Can I get a witness? © Courtesy of Tiff
Se in The Assessment le persone possono vivere per sempre e riprodursi a comando, Can I get a witness? di Ann Marie Fleming immagina un pianeta in cui, per mantenere in vita l’ecosistema, qualsiasi tipo di tecnologia è stata bandita e gli abitanti della Terra hanno il permesso di vivere solo fino al compimento dei 50 anni. Il testimone del titolo fa riferimento alle nuove figure lavorative che assistono i neo-cinquantenni nel trapasso, che avviene tramite l’inalazione di una sostanza misteriosa. Il film segue i passi dell’asdolescente Kiah (Keira Jang), che comincia a lavorare come documentatrice, ritraendo uomini e donne nei loro ultimi momenti. È accompagnata da Daniel (Joel Oulette), addetto agli aspetti legali e formali della dipartita. I due diventano rapidamente confidenti. In effetti è inevitabile non entrare in argomenti filosofici quando si fa un lavoro del genere, per cui, nel film, sono stati creati dei gruppi di sostegno. L’intera storia è una parabola filosofica sul tempo e sul senso della vita. Anche in questo caso, però, non mi sono chiari alcuni passaggi fondamentali. La madre di Kiah, Ellie (Sandra Oh), racconta brevemente di come i vertici al potere, superato il punto di non ritorno climatico, si siano messi d’accordo nell’accettare questo delicato accordo dei 50 anni, mettendo da parte i vecchi rancori. Spesso si fanno battute e si lanciano frecciatine su come un tempo la gente fosse estremamente consumista, ecologicamente incosciente, proclamando, di contro, il successo di questo nuovo sistema, che permetterà di godere della Terra e del Sole «per sempre» (ehm, non penso che sia astronomicamente possibile).

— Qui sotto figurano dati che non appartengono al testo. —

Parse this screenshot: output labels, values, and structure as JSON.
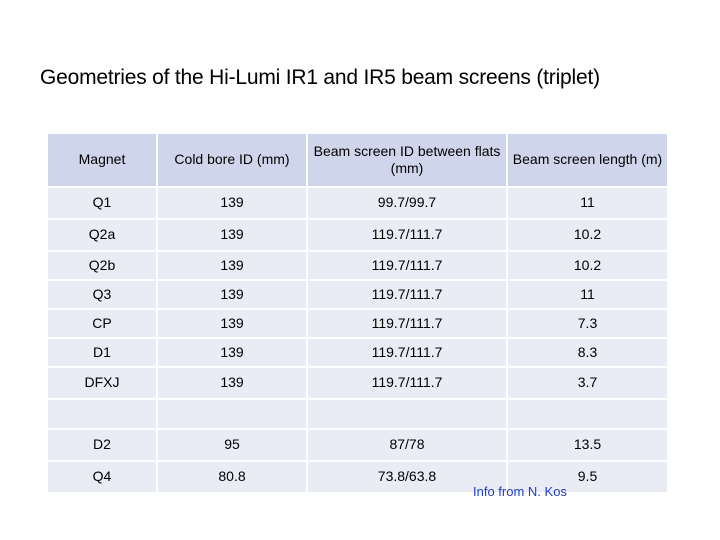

Can I get a witness? © Courtesy of Tiff
Le intenzioni di Can I get a witness? sono assolutamente legittime e penso che sia un modo interessante di porre l’accento sull’importanza di uno stile di vita più comunicativo e rispettoso dell’altro. Tuttavia, resto comunque dell’impressione che si sia fermi sulle stesse meccaniche di pensiero. Ad esempio: se ho “solo” 50 anni di vita davanti a me, perché devo continuare a lavorare? Perché devo obbedire? Mi chiedo se, di fronte a questa eventualità, mi sentirei più stimolata a fare tutte quelle cose che rimando da tempo o se, invece cadrei in una profonda depressione apatica. Probabilmente un po’ dell’uno e un po’ dell’altro. Il giorno prima sei il re del mondo e quello dopo stai annegando nelle gelide acque dell’oceano Atlantico. Benissimo… (x3).
Il fatto è: cosa ci lasceremo dietro? Durante la proiezione ho incontrato il ventinovenne Eric Tish, Programming Manager di Reel Canada, al Tiff per entrare nel Guinness World Record con il maggior numero di film visti durante un festival cinematografico. Lui almeno ce l’ha un obiettivo. Quale sarà la mia eredità invece? Sicuramente un’altra tazza di caffè, che resterà su questa terra molto più di me. Vorrei essere più coraggiosa di così ed essere «quell’orma di piè mortale che la sua cruenta polvere a calpestar verrà». Ma ora mi sto dando decisamente troppa importanza.